In the first episode, Daniel had Joe Adama arrange to have the MCP chip stolen because he needed it to bring back his dead daughter. The theft led directly to the murder of two associates of Tomas Vergis, which has left two children without fathers, and, at last, we get to meet Vergis and see how he responds. He takes his time, but in the final scene he lays it out: “my dream,” he tells Daniel, “is to tear up your dream.”
Vergis’s embrace of the Tauron culture of vengeance is total. He is moving a new world, changing his citizenship, and offering to spend lavish sums, all to hurt Daniel. Tomas will do this “until the debt is paid.” Rarely has a fictional nemesis more plainly announced itself.

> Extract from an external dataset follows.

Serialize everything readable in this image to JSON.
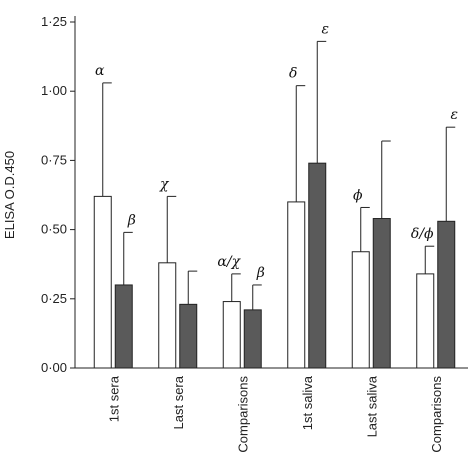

(I suspect that Vergis will, sooner or later, succeed in wresting the C-Bucs from Daniel, and then proceed to ruin them.)
Meanwhile, Sister Clarice inveigles her way into the Graystone home with a gift of books that she tells Amanda were Zoe’s (they weren’t.) Her sole motive in doing so is to steal a copy of Zoe’s avatar program from Daniel’s workshop. She feels no compassion for a grieving mother, or loyalty to her dead protégé. She wants the program to offer a tangible afterlife to non-believers, a way of recruiting people en masse to her faith… by, effectively, removing the need for the new believer actually to have faith. Evil means in pursuit of an unworthy goal? Small wonder she has relapsed into her opium addiction.
Lacy continues to be the only character acting from pure motives: driven by her guilt for not dying with her friend, she attempts to carry out that friend’s last wish by getting Avatar!Zoe to Gemenon. This week, she meets face to face with Barnabas, the STO cell-leader who actually organized the Mag Lev bombing (and, thus, Zoe’s murder.)
Barnabas responds to Lacy’s appeal with an apt question: “What gets unleashed when this thing gets to Gemenon?” Then, after he’s turned her down, he chides Keon (who made the actual bomb that murdered Zoe) that “God doesn’t want us keeping secrets.” Barnabas is the only character I can recall over the course of the entire series thus far who has balked at doing something because he’s not sure of the consequences… and he’s a fanatical mass-murderer.
It’s a sad contrast to the other characters driving the plot this week. Tomas Vergis is a dreamer, an inventor, and a tremendously successful businessman. He’s clearly someone who not only can imagine a better world, he has the experience and resources to make it happen. Yet, he chooses to dedicate his life to ruining Daniel’s. It’s fascinating that Tomas doesn’t do anything as straightforward as kill Daniel (or his wife, as Joe Adama considered), or to publicly expose Graystone’s guilt. Instead, he effectively transforms himself from an autonomous human being into a foil, from a character into an obstacle. Note, I don’t say this a criticism of the writers or of the show, but as an indictment of a fictional person making a terrible choice.
Tomas isn’t alone, though. Sister Clarice and Lacy are both hard at work with no real idea of what they will accomplish, but they’re willing to do what they must to make it happen. (It’s an interesting parallel to the New Cap City ‘game’ of last week’s episode, in that no one really knows what the point of the game is, or how to keep score.)
Even Avatar!Zoe, who feuded with her father because she was disgusted by the immoral fictional worlds her father’s invention made possible, lies about her identity, and about why she looks like she does, during her date with Philomon. How ironic that he compliments her by saying that namesake at least had principles. Those principles, of course, are what put her led her to stand next to a suicide bomber when he detonated.
Wild Guess of the week: at some point, if the show goes on long enough, we’ll find discover some crucial secret behind the fire that destroyed Zoe’s beloved childhood home when she was five.